Дурно складывались отношения меж Тошкой, сыном Георгия Зайца, и Ефимом Клещи, мужем сестрицы его. Слова друг в друга бросали, кулаки распускали. Да только в народе говорят: дерись, бранись, а за своего держись.
– Банька – первым делом… Несколько дней в сыром остроге, удар кнутом – и свободен, смерд. Вот так, Тошка – темная головешка.
– Ефим, родной мой! – Из дома выскочила зареванная молодуха, подскочила к рыжеволосому, упала в ноги как подкошенная.
– Нюра, да ты чего? Отпусти, отпусти меня, глянь, сколько пакости на мне… Все хорошо, живой, живой, – повторял рыжий. Если бы луна не бухнулась в гущу туч, можно было увидеть, что он с глубокой нежностью глядит на молодую женщину.
5. Беззаботная
С того мгновения, как отдала Аксинья ключи – и бразды правления – Лукерье, словно вернулась она в давно забытую, беззаботную пору юности, когда кто-то другой решал все за нее.
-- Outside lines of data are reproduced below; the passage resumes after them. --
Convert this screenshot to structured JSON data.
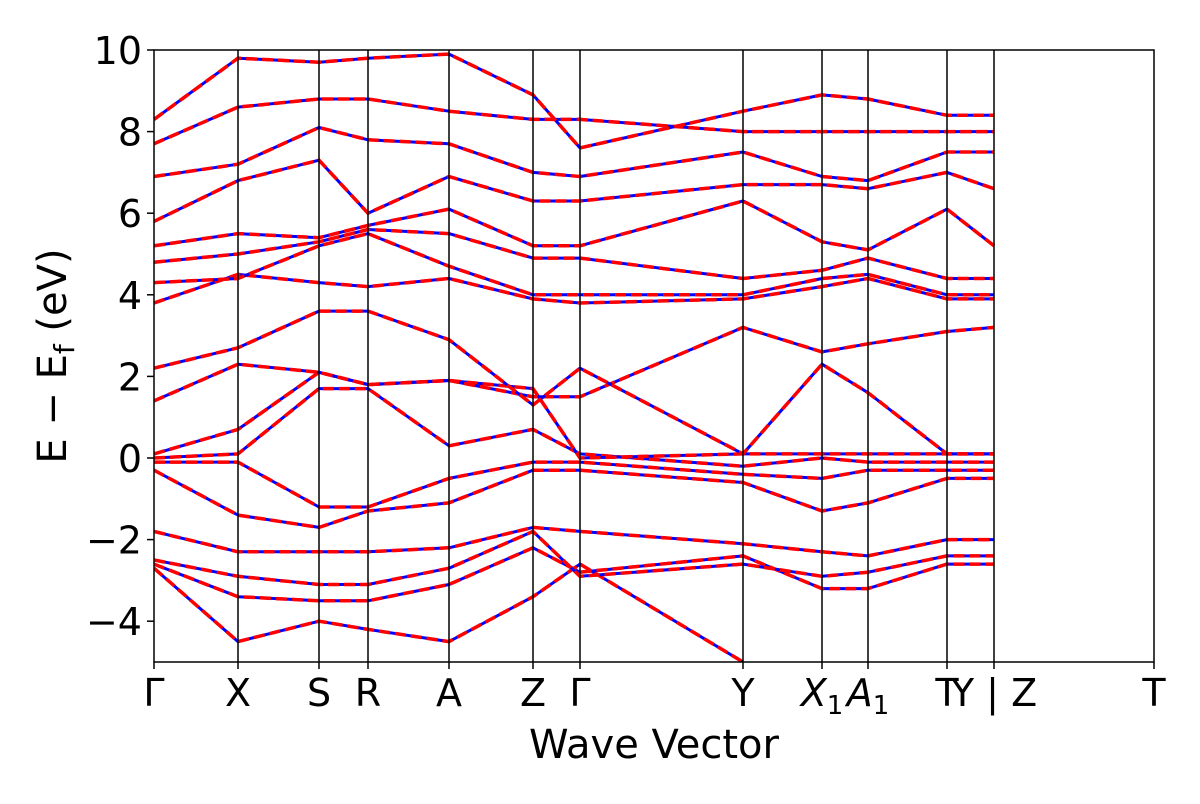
{
  "chart_data": {
    "type": "line",
    "title": "",
    "xlabel": "Wave Vector",
    "ylabel": "E − E",
    "ylabel_sub": "f",
    "ylabel_unit": " (eV)",
    "ylim": [
      -5,
      10
    ],
    "yticks": [
      -4,
      -2,
      0,
      2,
      4,
      6,
      8,
      10
    ],
    "ytick_labels": [
      "−4",
      "−2",
      "0",
      "2",
      "4",
      "6",
      "8",
      "10"
    ],
    "grid": false,
    "colors": {
      "dft": "#0000ff",
      "model": "#ff0000",
      "kline": "#000000"
    },
    "kpoints": [
      {
        "label": "Γ",
        "sub": "",
        "x": 0.0
      },
      {
        "label": "X",
        "sub": "",
        "x": 0.084
      },
      {
        "label": "S",
        "sub": "",
        "x": 0.165
      },
      {
        "label": "R",
        "sub": "",
        "x": 0.214
      },
      {
        "label": "A",
        "sub": "",
        "x": 0.295
      },
      {
        "label": "Z",
        "sub": "",
        "x": 0.379
      },
      {
        "label": "Γ",
        "sub": "",
        "x": 0.426
      },
      {
        "label": "Y",
        "sub": "",
        "x": 0.589
      },
      {
        "label": "X",
        "sub": "1",
        "x": 0.668
      },
      {
        "label": "A",
        "sub": "1",
        "x": 0.714
      },
      {
        "label": "T",
        "sub": "",
        "x": 0.793
      },
      {
        "label": "Y | Z",
        "sub": "",
        "x": 0.84
      },
      {
        "label": "T",
        "sub": "",
        "x": 1.0
      }
    ],
    "series": [
      {
        "values": [
          [
            0,
            -2.7
          ],
          [
            0.084,
            -4.5
          ],
          [
            0.165,
            -4.0
          ],
          [
            0.214,
            -4.2
          ],
          [
            0.295,
            -4.5
          ],
          [
            0.379,
            -3.4
          ],
          [
            0.426,
            -2.6
          ],
          [
            0.589,
            -5.0
          ]
        ]
      },
      {
        "values": [
          [
            0,
            -2.6
          ],
          [
            0.084,
            -3.4
          ],
          [
            0.165,
            -3.5
          ],
          [
            0.214,
            -3.5
          ],
          [
            0.295,
            -3.1
          ],
          [
            0.379,
            -2.2
          ],
          [
            0.426,
            -2.8
          ],
          [
            0.589,
            -2.4
          ],
          [
            0.668,
            -3.2
          ],
          [
            0.714,
            -3.2
          ],
          [
            0.793,
            -2.6
          ],
          [
            0.84,
            -2.6
          ]
        ]
      },
      {
        "values": [
          [
            0,
            -2.5
          ],
          [
            0.084,
            -2.9
          ],
          [
            0.165,
            -3.1
          ],
          [
            0.214,
            -3.1
          ],
          [
            0.295,
            -2.7
          ],
          [
            0.379,
            -1.8
          ],
          [
            0.426,
            -2.9
          ],
          [
            0.589,
            -2.6
          ],
          [
            0.668,
            -2.9
          ],
          [
            0.714,
            -2.8
          ],
          [
            0.793,
            -2.4
          ],
          [
            0.84,
            -2.4
          ]
        ]
      },
      {
        "values": [
          [
            0,
            -1.8
          ],
          [
            0.084,
            -2.3
          ],
          [
            0.165,
            -2.3
          ],
          [
            0.214,
            -2.3
          ],
          [
            0.295,
            -2.2
          ],
          [
            0.379,
            -1.7
          ],
          [
            0.426,
            -1.8
          ],
          [
            0.589,
            -2.1
          ],
          [
            0.668,
            -2.3
          ],
          [
            0.714,
            -2.4
          ],
          [
            0.793,
            -2.0
          ],
          [
            0.84,
            -2.0
          ]
        ]
      },
      {
        "values": [
          [
            0,
            -0.3
          ],
          [
            0.084,
            -1.4
          ],
          [
            0.165,
            -1.7
          ],
          [
            0.214,
            -1.3
          ],
          [
            0.295,
            -1.1
          ],
          [
            0.379,
            -0.3
          ],
          [
            0.426,
            -0.3
          ],
          [
            0.589,
            -0.6
          ],
          [
            0.668,
            -1.3
          ],
          [
            0.714,
            -1.1
          ],
          [
            0.793,
            -0.5
          ],
          [
            0.84,
            -0.5
          ]
        ]
      },
      {
        "values": [
          [
            0,
            -0.1
          ],
          [
            0.084,
            -0.1
          ],
          [
            0.165,
            -1.2
          ],
          [
            0.214,
            -1.2
          ],
          [
            0.295,
            -0.5
          ],
          [
            0.379,
            -0.1
          ],
          [
            0.426,
            -0.1
          ],
          [
            0.589,
            -0.4
          ],
          [
            0.668,
            -0.5
          ],
          [
            0.714,
            -0.3
          ],
          [
            0.793,
            -0.3
          ],
          [
            0.84,
            -0.3
          ]
        ]
      },
      {
        "values": [
          [
            0,
            0.0
          ],
          [
            0.084,
            0.1
          ],
          [
            0.165,
            1.7
          ],
          [
            0.214,
            1.7
          ],
          [
            0.295,
            0.3
          ],
          [
            0.379,
            0.7
          ],
          [
            0.426,
            0.1
          ],
          [
            0.589,
            -0.2
          ],
          [
            0.668,
            0.0
          ],
          [
            0.714,
            -0.1
          ],
          [
            0.793,
            -0.1
          ],
          [
            0.84,
            -0.1
          ]
        ]
      },
      {
        "values": [
          [
            0,
            0.1
          ],
          [
            0.084,
            0.7
          ],
          [
            0.165,
            2.1
          ],
          [
            0.214,
            1.8
          ],
          [
            0.295,
            1.9
          ],
          [
            0.379,
            1.7
          ],
          [
            0.426,
            0.0
          ],
          [
            0.589,
            0.1
          ],
          [
            0.668,
            0.1
          ],
          [
            0.714,
            0.1
          ],
          [
            0.793,
            0.1
          ],
          [
            0.84,
            0.1
          ]
        ]
      },
      {
        "values": [
          [
            0,
            1.4
          ],
          [
            0.084,
            2.3
          ],
          [
            0.165,
            2.1
          ],
          [
            0.214,
            1.8
          ],
          [
            0.295,
            1.9
          ],
          [
            0.379,
            1.5
          ],
          [
            0.426,
            1.5
          ],
          [
            0.589,
            3.2
          ],
          [
            0.668,
            2.6
          ],
          [
            0.714,
            2.8
          ],
          [
            0.793,
            3.1
          ],
          [
            0.84,
            3.2
          ]
        ]
      },
      {
        "values": [
          [
            0,
            2.2
          ],
          [
            0.084,
            2.7
          ],
          [
            0.165,
            3.6
          ],
          [
            0.214,
            3.6
          ],
          [
            0.295,
            2.9
          ],
          [
            0.379,
            1.3
          ],
          [
            0.426,
            2.2
          ],
          [
            0.589,
            0.1
          ],
          [
            0.668,
            2.3
          ],
          [
            0.714,
            1.6
          ],
          [
            0.793,
            0.1
          ],
          [
            0.84,
            0.1
          ]
        ]
      },
      {
        "values": [
          [
            0,
            3.8
          ],
          [
            0.084,
            4.5
          ],
          [
            0.165,
            4.3
          ],
          [
            0.214,
            4.2
          ],
          [
            0.295,
            4.4
          ],
          [
            0.379,
            3.9
          ],
          [
            0.426,
            3.8
          ],
          [
            0.589,
            3.9
          ],
          [
            0.668,
            4.2
          ],
          [
            0.714,
            4.4
          ],
          [
            0.793,
            3.9
          ],
          [
            0.84,
            3.9
          ]
        ]
      },
      {
        "values": [
          [
            0,
            4.3
          ],
          [
            0.084,
            4.4
          ],
          [
            0.165,
            5.2
          ],
          [
            0.214,
            5.5
          ],
          [
            0.295,
            4.7
          ],
          [
            0.379,
            4.0
          ],
          [
            0.426,
            4.0
          ],
          [
            0.589,
            4.0
          ],
          [
            0.668,
            4.4
          ],
          [
            0.714,
            4.5
          ],
          [
            0.793,
            4.0
          ],
          [
            0.84,
            4.0
          ]
        ]
      },
      {
        "values": [
          [
            0,
            4.8
          ],
          [
            0.084,
            5.0
          ],
          [
            0.165,
            5.3
          ],
          [
            0.214,
            5.6
          ],
          [
            0.295,
            5.5
          ],
          [
            0.379,
            4.9
          ],
          [
            0.426,
            4.9
          ],
          [
            0.589,
            4.4
          ],
          [
            0.668,
            4.6
          ],
          [
            0.714,
            4.9
          ],
          [
            0.793,
            4.4
          ],
          [
            0.84,
            4.4
          ]
        ]
      },
      {
        "values": [
          [
            0,
            5.2
          ],
          [
            0.084,
            5.5
          ],
          [
            0.165,
            5.4
          ],
          [
            0.214,
            5.7
          ],
          [
            0.295,
            6.1
          ],
          [
            0.379,
            5.2
          ],
          [
            0.426,
            5.2
          ],
          [
            0.589,
            6.3
          ],
          [
            0.668,
            5.3
          ],
          [
            0.714,
            5.1
          ],
          [
            0.793,
            6.1
          ],
          [
            0.84,
            5.2
          ]
        ]
      },
      {
        "values": [
          [
            0,
            5.8
          ],
          [
            0.084,
            6.8
          ],
          [
            0.165,
            7.3
          ],
          [
            0.214,
            6.0
          ],
          [
            0.295,
            6.9
          ],
          [
            0.379,
            6.3
          ],
          [
            0.426,
            6.3
          ],
          [
            0.589,
            6.7
          ],
          [
            0.668,
            6.7
          ],
          [
            0.714,
            6.6
          ],
          [
            0.793,
            7.0
          ],
          [
            0.84,
            6.6
          ]
        ]
      },
      {
        "values": [
          [
            0,
            6.9
          ],
          [
            0.084,
            7.2
          ],
          [
            0.165,
            8.1
          ],
          [
            0.214,
            7.8
          ],
          [
            0.295,
            7.7
          ],
          [
            0.379,
            7.0
          ],
          [
            0.426,
            6.9
          ],
          [
            0.589,
            7.5
          ],
          [
            0.668,
            6.9
          ],
          [
            0.714,
            6.8
          ],
          [
            0.793,
            7.5
          ],
          [
            0.84,
            7.5
          ]
        ]
      },
      {
        "values": [
          [
            0,
            7.7
          ],
          [
            0.084,
            8.6
          ],
          [
            0.165,
            8.8
          ],
          [
            0.214,
            8.8
          ],
          [
            0.295,
            8.5
          ],
          [
            0.379,
            8.3
          ],
          [
            0.426,
            8.3
          ],
          [
            0.589,
            8.0
          ],
          [
            0.668,
            8.0
          ],
          [
            0.714,
            8.0
          ],
          [
            0.793,
            8.0
          ],
          [
            0.84,
            8.0
          ]
        ]
      },
      {
        "values": [
          [
            0,
            8.3
          ],
          [
            0.084,
            9.8
          ],
          [
            0.165,
            9.7
          ],
          [
            0.214,
            9.8
          ],
          [
            0.295,
            9.9
          ],
          [
            0.379,
            8.9
          ],
          [
            0.426,
            7.6
          ],
          [
            0.589,
            8.5
          ],
          [
            0.668,
            8.9
          ],
          [
            0.714,
            8.8
          ],
          [
            0.793,
            8.4
          ],
          [
            0.84,
            8.4
          ]
        ]
      }
    ]
  }
}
– Игнашка-букашка, за травами пойдем? – повинуясь нежданному порыву, она взяла на руки мальчонку. – Будем по лугам ходить, песни петь, точно пчелки. А?
– Га, хацу на луга, – кивал Игнашка.
Сказано – сделано. Аксинья выбрала самую худую рубаху – ту, что привезла из Еловой, старый летник. Но женское сердце не утерпело, повойник выбрала новый, шелковый, с убрусом, шитым серебром. Обрядила Игнашку в старую рубашонку и порты, а он хохотал, вырывался, визжал, словно игры Аксинья затеяла. Знахарка не уставала удивляться его нраву: выросши в грязи да нелюбви, мальчонка быстро привык к достатку и заботе, улыбался всякому, уже стал в доме всеобщим любимцем.
Не отказался пойти за травами и дед Потеха:
– А мы на телеге поедем! Чего ногами-то? В них правды нет. Я места тебе покажу, ох, не видала ты красоты такой!
Потеха не обманул.
Кама привольно несла свои воды, за шумным городом становилась краше пригожей девицы. Заросли ивы, смородины и черемухи, что уцелели в неравной схватке с солеварами, таили прохладу, порой перемежались они с цветущими лугами, что подступали к самой воде.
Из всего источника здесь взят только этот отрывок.